Pero también hay mucha gente –y además esta es la que sale en televisión y la que se va de vacaciones con los bolsillos bien llenos– que está haciendo política incluso de esto. Y yo no entiendo cómo no se les cae la cara de vergüenza y cómo nosotros seguimos anestesiados colgando carteles de que «todo irá bien». Porque podemos elegir ver el vaso medio lleno y no medio vacío. Podemos asumir que no controlamos la ciencia tanto como pensamos y aprender a ser humildes. Podemos aprovechar esta situación para replantearnos muchas cosas y tratar de extraer lo positivo que cada crisis trae consigo. Pero hay decisiones que se han tomado (o dejado de tomar) y el motivo para hacerlo ha estado muy alejado de buscar que «todo vaya bien». Y eso, moralmente, está muy mal.

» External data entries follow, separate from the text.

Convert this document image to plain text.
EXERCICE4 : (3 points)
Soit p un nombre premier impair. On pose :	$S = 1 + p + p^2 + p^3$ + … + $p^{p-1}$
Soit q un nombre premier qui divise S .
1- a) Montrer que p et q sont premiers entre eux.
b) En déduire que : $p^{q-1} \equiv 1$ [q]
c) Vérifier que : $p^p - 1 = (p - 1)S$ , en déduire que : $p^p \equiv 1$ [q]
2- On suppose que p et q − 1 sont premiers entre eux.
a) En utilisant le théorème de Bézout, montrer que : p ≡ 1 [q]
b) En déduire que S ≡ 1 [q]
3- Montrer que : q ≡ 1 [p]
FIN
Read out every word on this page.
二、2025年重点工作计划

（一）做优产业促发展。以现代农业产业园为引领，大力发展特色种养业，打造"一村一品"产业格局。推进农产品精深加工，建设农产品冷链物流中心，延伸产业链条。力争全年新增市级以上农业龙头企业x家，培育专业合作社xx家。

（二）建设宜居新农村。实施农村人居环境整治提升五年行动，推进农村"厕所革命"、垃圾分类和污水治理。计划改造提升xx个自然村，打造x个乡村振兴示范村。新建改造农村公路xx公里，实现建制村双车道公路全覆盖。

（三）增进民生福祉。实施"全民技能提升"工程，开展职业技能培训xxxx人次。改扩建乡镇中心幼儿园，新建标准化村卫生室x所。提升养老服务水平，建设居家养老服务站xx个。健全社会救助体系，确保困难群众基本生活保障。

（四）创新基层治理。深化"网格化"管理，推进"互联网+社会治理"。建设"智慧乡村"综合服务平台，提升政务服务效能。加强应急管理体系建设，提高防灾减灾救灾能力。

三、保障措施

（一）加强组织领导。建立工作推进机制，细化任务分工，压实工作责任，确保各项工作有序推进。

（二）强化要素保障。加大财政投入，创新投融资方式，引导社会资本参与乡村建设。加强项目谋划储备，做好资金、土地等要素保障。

No puedo entender que la ambición por tener poder en la política esté por encima del valor de la vida humana. No puedo entender que en el momento en el que con más en evidencia ha quedado demostrado que somos débiles y que nos necesitamos los unos a los otros, haya quien esté tratando de separar y crispar el ambiente.
Estamos en medio de una pandemia y de una crisis económica mundial sin precedentes. Lo último que nos hace falta ahora es dividirnos y enfrentarnos. Porque la enfermedad no entiende de ideologías ni de opiniones. Ataca a todos.
Yo no vivía en el 36. Pero me han contado que el ambiente social era muy parecido al que vivimos ahora. Y eso que no había pandemia de por medio. ¿De verdad estamos dispuestos a eso? Necesitamos dejar de ser tan orgullosos. Tenemos que admitir que nadie tiene la razón absoluta ni la verdad total. Nos equivocaremos y tendremos que intentarlo de otra manera. Pero tenemos que ir todos en la misma barca. Tenemos que remar en la misma dirección. Lo dice el papa Francisco.
Dialoguemos, por favor. Dialoguemos a pesar de nuestras diferencias y pongamos a la persona en el centro. No es momento para ningún otro interés más.
La economía del país no soportaría un nuevo confinamiento. No moriríamos de COVID pero moriríamos de hambre. No podemos paralizarnos. Pero tampoco podemos esperar a que el gobierno nos diga lo que tenemos que hacer para actuar con responsabilidad y sentido común cada uno desde su realidad cotidiana. Quieren salvar el verano porque si nos confinaran ahora todos pondríamos el grito en el cielo y se liaría una gorda. Y aquí importa que estemos todos contentos, que escuchemos lo que queremos oír. Pero estamos igual que estábamos en abril. Podemos salir a la calle, pero el virus sigue estando ahí fuera exactamente igual y tenemos que aprender a vivir con él aceptando que muchas cosas van a tener que ser de otra manera aunque la esencia sea la misma. Debemos ser muy prudentes.
Hoy, más que nunca, tenemos que pensar en «nosotros» y no en «yo». No estamos acostumbrados, pero quizá es el momento para empezar a hacerlo. Todos. Políticos y ciudadanos de a pie. Cada decisión cuenta. Y en cada decisión habrá algo de renuncia personal que hay que estar dispuestos a asumir por el bien común.
O dejamos que entre un poquito de agua en cada uno de nuestros agujeritos, o nos hundiremos todos.